They also don't have the TWU, whose unchecked corruption would be capable of
destroying the public transit system of _any_ city in _any_ country, given the
opportunity.

------
logicgateandor
We should try shutting down most bus systems outside major dense metro areas
and start over. For example, I used to live in Orange County, California.
There is no rail there, only buses. But whenever I saw the buses on the road,
they were empty. And I rarely saw anyone at bus stops. But they have a huge
budget, $290 million per year ([https://www.octa.net/News/About/OCTA-Board-
Approves-$1-3-Bil...](https://www.octa.net/News/About/OCTA-Board-
Approves-$1-3-Billion-Balanced-Budget/)) for bus operations. What a waste of
money, empty buses driving around in circles.

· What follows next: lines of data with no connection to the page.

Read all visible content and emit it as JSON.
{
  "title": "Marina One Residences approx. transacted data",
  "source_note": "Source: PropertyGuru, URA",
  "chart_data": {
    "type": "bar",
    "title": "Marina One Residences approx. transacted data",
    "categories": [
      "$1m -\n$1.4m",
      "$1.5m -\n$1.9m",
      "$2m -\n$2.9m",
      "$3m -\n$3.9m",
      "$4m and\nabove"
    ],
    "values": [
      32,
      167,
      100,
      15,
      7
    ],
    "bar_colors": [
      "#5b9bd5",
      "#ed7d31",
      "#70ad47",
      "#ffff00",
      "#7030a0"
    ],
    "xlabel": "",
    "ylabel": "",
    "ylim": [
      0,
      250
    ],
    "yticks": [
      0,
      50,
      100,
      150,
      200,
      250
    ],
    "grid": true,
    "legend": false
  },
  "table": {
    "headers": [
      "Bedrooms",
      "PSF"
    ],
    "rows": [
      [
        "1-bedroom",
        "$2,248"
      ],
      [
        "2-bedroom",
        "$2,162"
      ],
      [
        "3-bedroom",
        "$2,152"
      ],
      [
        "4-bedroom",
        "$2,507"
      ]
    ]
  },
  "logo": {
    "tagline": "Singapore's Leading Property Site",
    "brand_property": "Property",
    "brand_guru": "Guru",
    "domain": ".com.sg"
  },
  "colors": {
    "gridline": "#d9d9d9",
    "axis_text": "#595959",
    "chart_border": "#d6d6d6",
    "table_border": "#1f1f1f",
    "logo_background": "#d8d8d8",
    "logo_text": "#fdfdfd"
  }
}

Imagine if that money went to this instead:

* Estimate of $15 round trip per day for Lyft Line/Uber Pool for commuting to/from work. That's $300 per month. Create special Lyft/Uber cards and distribute to low income residents. $290 million/$300 = 966k low income residents. Note that the population of OC is 3 million. And this would be free for low income residents. Whatever they spend on commuting now can be spent for other non-commuting transportation.

* These MUST be used with Lyft Line/Uber Pool. Also these rides will be only pickup/drop off at bus stops. These requirements allow for massive routing efficiencies and the bus stop infrastructure is already designed for a lot of pickup/dropoffs.

Eventually Lyft/Uber will notice that certain stops are very popular. They may
start asking drivers of minivans to cover these. As demand increases more,
they may run shuttles. And some extremely popular bus stops may even have high
capacity buses. But this will be a natural growth that reacts to demand.
Ironically, the end result is a functioning bus system for some popular stops.
But the key is that we get there by growing the system and the demand, instead
of just throwing buses out there and hoping someone will use them.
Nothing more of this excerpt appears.